The honest verdict the survey reaches about its own field is the part I respect most. The recurring failure mode it names is “streetlight interpretability”: beautiful results on toy tasks chosen because they are tractable, with little downstream comparison against baselines, and heavy reliance on a human to eyeball whether an explanation is real. That reliance is a reproducibility and subjectivity problem, and it is exactly why I read the automation papers, ACDC and its relatives, as necessary rather than optional. A field that cannot check its own explanations without an expert’s intuition has not yet earned the trust we want to place in it for safety.

My own worry, which the survey gestures at in its future-work section, is the leap from decoding low-level features to decoding propositions. Knowing a model has a “kill” feature is not the same as knowing whether it represents “I support killing humans” versus “I oppose killing humans,” and it is the proposition, not the feature, that carries the safety content. The work on binding vectors (how models associate a subject with a value, like lives(Alice, Paris)) is a first step toward reading structured belief rather than isolated concepts, but we are early.

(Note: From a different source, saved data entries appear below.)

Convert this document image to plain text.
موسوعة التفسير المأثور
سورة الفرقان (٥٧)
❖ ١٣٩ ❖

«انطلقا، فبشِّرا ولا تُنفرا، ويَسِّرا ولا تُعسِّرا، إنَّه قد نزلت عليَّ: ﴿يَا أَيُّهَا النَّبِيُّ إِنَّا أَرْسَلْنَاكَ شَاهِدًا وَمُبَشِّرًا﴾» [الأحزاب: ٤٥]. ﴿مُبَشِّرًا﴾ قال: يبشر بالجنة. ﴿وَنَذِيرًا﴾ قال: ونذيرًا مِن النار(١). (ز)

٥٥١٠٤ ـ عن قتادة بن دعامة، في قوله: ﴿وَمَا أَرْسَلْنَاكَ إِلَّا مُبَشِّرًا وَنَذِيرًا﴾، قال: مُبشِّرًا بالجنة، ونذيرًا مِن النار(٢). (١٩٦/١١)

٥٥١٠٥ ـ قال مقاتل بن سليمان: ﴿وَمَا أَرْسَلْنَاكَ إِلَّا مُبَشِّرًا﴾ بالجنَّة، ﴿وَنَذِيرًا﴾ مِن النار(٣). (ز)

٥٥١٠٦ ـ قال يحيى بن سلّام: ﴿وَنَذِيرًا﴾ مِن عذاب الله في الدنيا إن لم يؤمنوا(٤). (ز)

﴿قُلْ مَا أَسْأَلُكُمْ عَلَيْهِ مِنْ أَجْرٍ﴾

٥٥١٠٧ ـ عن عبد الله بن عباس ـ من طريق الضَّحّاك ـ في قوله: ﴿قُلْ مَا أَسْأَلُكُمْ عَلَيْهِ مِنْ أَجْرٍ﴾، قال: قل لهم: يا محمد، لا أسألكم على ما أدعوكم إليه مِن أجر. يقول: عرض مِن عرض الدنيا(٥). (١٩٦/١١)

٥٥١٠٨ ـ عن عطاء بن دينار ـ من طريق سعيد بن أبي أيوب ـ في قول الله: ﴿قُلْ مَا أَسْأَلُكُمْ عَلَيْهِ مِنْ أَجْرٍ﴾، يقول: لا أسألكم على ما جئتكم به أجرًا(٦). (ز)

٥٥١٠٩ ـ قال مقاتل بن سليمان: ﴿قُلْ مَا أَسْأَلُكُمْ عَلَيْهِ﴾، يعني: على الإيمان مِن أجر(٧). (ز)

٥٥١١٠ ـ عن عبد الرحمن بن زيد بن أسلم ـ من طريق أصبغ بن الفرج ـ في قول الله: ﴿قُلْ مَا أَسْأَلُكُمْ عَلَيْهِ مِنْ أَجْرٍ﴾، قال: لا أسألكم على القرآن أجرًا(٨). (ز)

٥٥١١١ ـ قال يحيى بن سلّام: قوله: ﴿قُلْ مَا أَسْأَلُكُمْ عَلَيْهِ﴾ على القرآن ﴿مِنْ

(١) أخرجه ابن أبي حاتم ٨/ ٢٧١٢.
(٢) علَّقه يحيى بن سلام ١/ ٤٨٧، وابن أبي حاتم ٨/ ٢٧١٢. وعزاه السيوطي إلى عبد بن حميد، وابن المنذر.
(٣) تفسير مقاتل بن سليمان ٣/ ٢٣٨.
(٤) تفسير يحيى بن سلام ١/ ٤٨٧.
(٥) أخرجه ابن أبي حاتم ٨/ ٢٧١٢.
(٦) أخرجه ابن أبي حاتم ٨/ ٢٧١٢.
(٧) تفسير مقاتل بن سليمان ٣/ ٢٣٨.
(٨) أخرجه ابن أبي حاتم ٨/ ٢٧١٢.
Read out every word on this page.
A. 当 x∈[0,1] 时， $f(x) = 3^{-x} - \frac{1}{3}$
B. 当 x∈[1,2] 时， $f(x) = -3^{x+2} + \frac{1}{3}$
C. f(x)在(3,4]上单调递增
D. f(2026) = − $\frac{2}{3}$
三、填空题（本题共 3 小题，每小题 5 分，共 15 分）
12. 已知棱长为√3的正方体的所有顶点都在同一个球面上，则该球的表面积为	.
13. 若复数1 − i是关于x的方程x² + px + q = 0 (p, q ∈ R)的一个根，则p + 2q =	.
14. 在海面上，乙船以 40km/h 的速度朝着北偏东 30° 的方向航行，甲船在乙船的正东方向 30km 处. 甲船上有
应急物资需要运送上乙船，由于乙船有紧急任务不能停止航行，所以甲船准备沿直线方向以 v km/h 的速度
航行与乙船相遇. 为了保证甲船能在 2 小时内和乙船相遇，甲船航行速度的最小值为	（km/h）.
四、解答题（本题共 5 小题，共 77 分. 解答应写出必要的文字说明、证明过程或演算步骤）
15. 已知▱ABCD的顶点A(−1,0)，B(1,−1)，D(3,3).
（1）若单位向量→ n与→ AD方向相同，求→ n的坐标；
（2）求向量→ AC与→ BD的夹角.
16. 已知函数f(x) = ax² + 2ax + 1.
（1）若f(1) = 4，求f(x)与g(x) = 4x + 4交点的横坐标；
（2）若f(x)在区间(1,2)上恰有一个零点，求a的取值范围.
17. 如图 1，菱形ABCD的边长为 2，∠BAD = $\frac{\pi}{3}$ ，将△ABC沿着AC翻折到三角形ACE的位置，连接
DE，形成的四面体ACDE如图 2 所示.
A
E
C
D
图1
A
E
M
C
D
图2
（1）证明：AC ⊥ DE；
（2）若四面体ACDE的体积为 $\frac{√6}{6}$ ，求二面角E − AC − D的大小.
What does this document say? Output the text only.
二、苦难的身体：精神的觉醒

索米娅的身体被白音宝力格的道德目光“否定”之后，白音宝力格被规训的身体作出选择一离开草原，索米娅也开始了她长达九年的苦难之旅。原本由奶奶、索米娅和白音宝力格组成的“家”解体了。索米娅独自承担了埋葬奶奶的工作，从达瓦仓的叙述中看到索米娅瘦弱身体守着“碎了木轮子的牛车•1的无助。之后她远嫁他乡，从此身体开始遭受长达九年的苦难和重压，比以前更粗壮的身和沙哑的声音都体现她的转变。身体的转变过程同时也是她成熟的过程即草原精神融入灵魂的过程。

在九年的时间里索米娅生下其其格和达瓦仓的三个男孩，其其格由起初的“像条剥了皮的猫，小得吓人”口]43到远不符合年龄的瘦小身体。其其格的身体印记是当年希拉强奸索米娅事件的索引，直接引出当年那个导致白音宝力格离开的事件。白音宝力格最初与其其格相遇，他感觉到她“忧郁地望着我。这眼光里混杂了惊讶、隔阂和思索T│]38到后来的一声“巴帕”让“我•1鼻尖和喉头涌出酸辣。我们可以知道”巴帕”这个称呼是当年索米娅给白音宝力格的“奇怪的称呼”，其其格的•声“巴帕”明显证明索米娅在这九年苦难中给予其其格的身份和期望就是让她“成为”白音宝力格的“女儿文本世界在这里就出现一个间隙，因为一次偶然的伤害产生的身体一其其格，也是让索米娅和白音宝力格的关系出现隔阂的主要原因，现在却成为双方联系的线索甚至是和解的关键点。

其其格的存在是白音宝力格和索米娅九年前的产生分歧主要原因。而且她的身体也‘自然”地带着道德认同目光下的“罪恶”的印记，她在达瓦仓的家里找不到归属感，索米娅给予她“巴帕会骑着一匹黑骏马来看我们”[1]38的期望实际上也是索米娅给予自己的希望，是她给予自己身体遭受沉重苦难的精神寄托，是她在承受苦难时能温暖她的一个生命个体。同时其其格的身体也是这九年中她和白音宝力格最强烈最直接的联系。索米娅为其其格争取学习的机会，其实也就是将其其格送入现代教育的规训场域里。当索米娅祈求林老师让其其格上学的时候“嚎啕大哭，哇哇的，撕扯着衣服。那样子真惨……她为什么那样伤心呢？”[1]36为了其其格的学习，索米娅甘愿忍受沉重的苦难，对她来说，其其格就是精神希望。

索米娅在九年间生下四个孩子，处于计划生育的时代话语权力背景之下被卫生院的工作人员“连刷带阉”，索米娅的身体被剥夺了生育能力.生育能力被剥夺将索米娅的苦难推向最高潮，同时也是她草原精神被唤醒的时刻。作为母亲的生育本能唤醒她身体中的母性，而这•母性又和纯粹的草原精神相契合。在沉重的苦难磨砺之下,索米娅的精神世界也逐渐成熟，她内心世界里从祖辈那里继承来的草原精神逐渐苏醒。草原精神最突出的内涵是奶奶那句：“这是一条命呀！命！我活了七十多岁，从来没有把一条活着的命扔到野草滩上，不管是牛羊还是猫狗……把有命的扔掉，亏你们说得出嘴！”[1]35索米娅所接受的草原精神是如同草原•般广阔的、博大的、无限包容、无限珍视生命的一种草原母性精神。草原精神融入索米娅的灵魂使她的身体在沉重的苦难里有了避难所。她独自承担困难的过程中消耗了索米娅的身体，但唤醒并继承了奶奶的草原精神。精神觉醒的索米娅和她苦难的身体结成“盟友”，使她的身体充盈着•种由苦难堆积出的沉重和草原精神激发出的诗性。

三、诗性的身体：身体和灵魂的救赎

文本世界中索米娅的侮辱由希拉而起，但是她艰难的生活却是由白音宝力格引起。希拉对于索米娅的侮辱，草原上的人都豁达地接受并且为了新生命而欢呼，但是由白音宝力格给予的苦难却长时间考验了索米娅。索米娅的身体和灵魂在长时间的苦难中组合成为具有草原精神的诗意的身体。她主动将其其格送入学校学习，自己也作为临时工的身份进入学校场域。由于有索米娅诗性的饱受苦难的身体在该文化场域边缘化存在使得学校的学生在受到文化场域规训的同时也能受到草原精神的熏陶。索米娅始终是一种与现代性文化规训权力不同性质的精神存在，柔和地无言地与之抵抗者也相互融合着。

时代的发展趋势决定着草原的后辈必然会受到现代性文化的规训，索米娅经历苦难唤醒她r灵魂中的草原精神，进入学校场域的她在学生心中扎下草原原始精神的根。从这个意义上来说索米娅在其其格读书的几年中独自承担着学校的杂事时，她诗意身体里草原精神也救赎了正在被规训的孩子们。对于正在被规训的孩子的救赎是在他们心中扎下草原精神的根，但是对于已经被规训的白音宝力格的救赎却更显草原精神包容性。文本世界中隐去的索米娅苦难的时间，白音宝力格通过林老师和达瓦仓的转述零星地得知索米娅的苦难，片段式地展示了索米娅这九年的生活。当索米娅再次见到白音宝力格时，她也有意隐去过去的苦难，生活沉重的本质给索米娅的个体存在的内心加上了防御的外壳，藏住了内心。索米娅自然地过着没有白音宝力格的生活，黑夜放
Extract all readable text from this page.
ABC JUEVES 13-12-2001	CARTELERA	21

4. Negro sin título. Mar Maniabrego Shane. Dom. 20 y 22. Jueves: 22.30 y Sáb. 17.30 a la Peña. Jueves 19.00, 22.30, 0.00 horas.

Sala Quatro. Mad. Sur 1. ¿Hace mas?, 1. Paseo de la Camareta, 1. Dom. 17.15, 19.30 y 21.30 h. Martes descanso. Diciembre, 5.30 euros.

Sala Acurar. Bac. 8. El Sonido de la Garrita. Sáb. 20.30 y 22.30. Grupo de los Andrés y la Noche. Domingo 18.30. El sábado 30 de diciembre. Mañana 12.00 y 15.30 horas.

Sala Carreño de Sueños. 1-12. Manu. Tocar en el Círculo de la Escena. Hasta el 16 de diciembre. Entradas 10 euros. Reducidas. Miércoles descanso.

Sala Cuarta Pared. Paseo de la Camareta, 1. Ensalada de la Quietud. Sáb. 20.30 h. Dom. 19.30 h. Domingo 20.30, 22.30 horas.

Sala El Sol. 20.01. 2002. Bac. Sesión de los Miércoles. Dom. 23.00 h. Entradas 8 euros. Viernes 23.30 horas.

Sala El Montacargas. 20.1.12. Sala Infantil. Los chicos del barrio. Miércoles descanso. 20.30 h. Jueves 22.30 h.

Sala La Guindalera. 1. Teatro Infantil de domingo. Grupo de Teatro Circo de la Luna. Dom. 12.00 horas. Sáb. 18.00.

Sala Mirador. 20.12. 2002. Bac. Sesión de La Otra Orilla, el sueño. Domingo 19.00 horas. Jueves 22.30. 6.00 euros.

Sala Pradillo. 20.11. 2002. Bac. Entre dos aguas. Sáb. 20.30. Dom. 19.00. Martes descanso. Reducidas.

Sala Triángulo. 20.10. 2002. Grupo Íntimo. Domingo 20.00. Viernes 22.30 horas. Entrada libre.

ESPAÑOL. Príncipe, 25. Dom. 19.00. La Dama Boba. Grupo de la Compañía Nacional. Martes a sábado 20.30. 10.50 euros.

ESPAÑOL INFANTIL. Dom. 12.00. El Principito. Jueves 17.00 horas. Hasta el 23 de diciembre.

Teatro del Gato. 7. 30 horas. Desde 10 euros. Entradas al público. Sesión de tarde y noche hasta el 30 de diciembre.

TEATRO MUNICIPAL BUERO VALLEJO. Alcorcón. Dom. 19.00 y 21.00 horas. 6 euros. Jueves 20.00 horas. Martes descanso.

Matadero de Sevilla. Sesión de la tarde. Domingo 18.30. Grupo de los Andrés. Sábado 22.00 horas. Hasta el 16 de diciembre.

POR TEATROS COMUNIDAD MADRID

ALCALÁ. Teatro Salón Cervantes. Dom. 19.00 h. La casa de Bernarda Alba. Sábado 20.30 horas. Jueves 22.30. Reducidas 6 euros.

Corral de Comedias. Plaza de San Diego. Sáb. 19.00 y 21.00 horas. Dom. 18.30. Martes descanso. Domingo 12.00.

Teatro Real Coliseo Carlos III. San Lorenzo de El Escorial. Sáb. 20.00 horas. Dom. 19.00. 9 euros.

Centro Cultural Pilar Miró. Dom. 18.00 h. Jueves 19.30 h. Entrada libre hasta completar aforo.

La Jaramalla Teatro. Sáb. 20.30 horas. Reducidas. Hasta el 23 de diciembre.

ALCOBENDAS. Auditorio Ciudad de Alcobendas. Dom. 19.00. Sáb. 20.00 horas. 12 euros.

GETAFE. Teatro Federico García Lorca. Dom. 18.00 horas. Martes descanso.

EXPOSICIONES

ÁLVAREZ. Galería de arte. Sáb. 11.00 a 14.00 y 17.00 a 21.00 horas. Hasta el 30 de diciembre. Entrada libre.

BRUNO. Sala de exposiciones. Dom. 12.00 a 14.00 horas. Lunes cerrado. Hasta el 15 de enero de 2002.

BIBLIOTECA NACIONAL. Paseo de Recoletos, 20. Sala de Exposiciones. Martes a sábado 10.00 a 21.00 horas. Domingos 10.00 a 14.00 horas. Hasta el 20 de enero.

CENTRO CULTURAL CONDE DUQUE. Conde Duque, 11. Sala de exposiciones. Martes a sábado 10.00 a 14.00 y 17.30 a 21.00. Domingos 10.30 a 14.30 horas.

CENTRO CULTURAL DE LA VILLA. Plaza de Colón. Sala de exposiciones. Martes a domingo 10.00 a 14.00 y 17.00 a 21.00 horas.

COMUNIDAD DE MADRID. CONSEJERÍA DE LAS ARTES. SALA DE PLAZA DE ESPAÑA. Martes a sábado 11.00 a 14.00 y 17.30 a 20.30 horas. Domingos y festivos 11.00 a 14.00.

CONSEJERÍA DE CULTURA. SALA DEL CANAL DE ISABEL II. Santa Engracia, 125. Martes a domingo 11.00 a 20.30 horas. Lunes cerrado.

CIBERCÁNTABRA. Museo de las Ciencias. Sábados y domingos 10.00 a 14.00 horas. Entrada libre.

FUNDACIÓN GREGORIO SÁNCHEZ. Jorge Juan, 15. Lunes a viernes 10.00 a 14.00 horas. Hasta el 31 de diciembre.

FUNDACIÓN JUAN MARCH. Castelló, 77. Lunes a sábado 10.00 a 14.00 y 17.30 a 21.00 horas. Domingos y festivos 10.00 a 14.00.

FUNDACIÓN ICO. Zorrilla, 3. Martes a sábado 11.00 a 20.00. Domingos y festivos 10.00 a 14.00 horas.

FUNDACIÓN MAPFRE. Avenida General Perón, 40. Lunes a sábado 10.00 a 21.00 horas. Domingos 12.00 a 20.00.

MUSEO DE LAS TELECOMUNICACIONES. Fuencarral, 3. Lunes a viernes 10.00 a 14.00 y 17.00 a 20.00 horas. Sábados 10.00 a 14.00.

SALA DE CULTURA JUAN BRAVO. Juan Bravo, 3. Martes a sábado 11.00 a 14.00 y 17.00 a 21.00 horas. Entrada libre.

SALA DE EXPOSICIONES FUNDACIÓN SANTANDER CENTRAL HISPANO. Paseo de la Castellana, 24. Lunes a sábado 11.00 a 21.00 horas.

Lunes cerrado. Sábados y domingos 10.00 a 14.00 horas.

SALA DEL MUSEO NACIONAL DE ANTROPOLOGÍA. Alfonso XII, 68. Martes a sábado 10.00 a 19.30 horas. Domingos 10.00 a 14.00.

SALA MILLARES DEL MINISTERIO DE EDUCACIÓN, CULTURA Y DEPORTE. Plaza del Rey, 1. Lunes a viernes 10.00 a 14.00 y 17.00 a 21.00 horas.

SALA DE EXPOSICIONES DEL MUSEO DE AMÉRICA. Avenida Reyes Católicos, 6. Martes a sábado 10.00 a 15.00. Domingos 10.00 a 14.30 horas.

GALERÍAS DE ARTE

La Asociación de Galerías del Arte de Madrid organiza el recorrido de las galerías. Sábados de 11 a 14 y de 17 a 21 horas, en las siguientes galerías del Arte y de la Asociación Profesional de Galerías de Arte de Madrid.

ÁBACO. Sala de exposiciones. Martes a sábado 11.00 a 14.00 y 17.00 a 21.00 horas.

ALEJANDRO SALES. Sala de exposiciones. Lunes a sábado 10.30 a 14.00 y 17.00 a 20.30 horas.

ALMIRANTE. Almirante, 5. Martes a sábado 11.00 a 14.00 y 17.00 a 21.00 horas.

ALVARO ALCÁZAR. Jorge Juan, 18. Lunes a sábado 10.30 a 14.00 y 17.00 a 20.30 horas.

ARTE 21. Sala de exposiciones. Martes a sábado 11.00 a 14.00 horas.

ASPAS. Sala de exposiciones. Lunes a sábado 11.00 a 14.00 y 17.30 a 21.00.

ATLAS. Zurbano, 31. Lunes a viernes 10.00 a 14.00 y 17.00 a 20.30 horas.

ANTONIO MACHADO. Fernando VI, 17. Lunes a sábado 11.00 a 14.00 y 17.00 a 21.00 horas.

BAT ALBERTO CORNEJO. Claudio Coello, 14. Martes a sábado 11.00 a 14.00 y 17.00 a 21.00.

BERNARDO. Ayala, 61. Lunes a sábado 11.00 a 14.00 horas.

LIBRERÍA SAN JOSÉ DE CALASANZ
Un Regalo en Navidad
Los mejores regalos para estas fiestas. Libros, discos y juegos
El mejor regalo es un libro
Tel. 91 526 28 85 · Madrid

Until interpretability can read goals and beliefs at the level of propositions, and do it without a human in the loop deciding what counts as an explanation, I think its promise for alignment stays partly aspirational. That said, this paper is the best single starting point I know: it gave me a coordinate system, and a coordinate system is exactly what you need before you can tell whether you are making progress or just polishing the tractable corner under the streetlight.

If I had to compress the survey into one working belief, it would be this: interpretability is currently strongest at description and weakest at guarantee. We can describe features, name circuits, and even edit facts, but we cannot yet certify the absence of a mechanism, which is the thing safety actually needs. The task-centric map is valuable precisely because it makes that gap visible. It shows you which questions have mature tooling and which are still aspirational, so you can tell the difference between a solved problem and a well-lit corner. For anyone deciding where to spend effort, that honesty about the frontier is worth more than any single technique the survey catalogues.